Taliban attacks Afghan opium belt

Source: Agencies  |   2008-10-16  |     NEWSPAPER EDITION


TALIBAN militants attacked police checkpoints ringing a key provincial capital in southern Afghanistan for the second time in a week, sparking a battle in which 18 insurgents were killed, an official said yesterday.

The late Tuesday attack came only two days after hundreds of militants gathered on the horizons of Lashkar Gah for an apparent large-scale assault on the capital of Helmand province. NATO called in fighter aircraft and 60 militants were reported killed.

The second attempt on the capital of the world's largest opium producing region would appear to signal the Taliban's interest in disrupting a major government center.

Large-scale Taliban attacks on major Afghan towns have been rare since the 2001 United States-led invasion, and the latest push on Lashkar Gah could be a worrying development for NATO and US-led troops. Fighting typically takes place in small villages and rural areas.

Tuesday's battle killed 18 militants and wounded three police, said provincial police chief Assadullah Sherzad.

Sherzad said authorities recovered only one militant body and that the others were carried away by fighters.

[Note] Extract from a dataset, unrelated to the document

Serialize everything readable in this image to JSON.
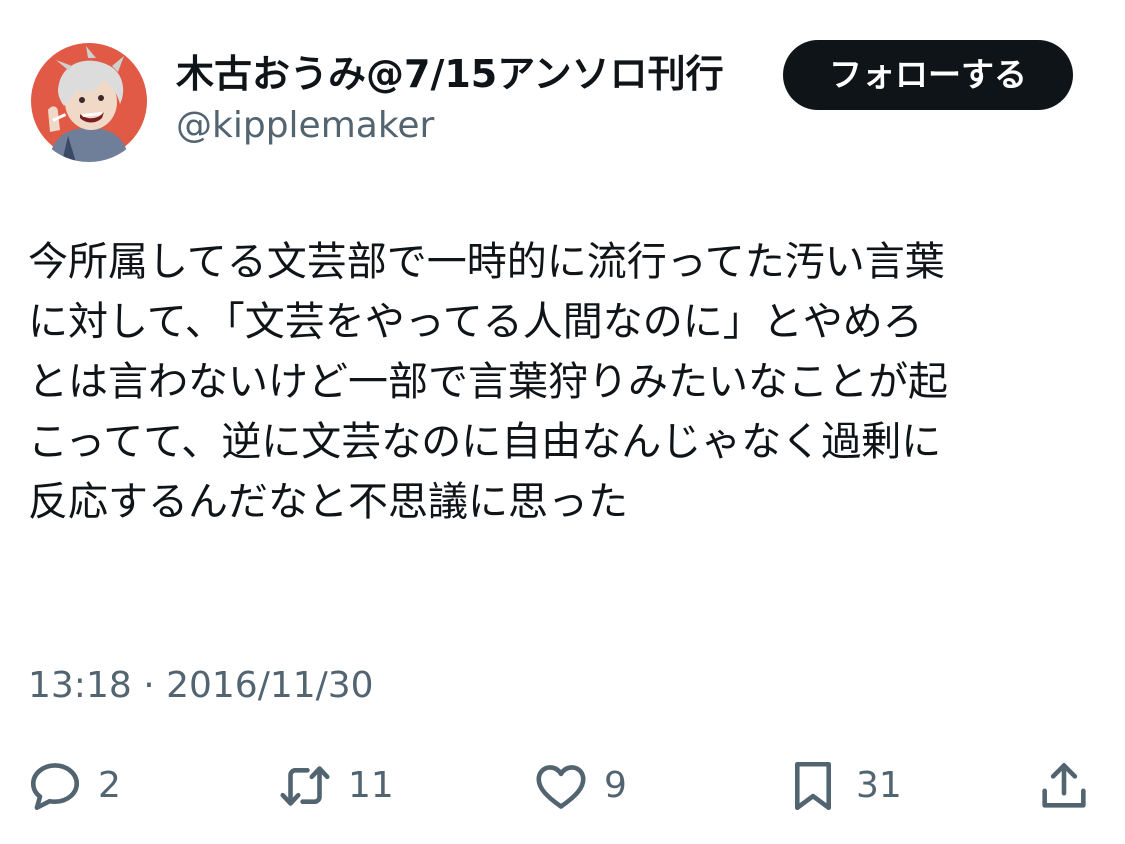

Afghan officials say they rely on intelligence reports to form militant death tolls.

Insurgency-related violence has killed more than 4,800 people, mostly militants, this year, an Associated Press count of figures from Western and Afghan officials shows.

In a separate incident, six policemen died after a shoot out among officers inside a police checkpoint about 20 kilometers north of Lashkar Gah, said Daud Ahmadi, the spokesman for the provincial governor.

"We are investigating how and why this incident happened," Ahmadi said. He provided no other details.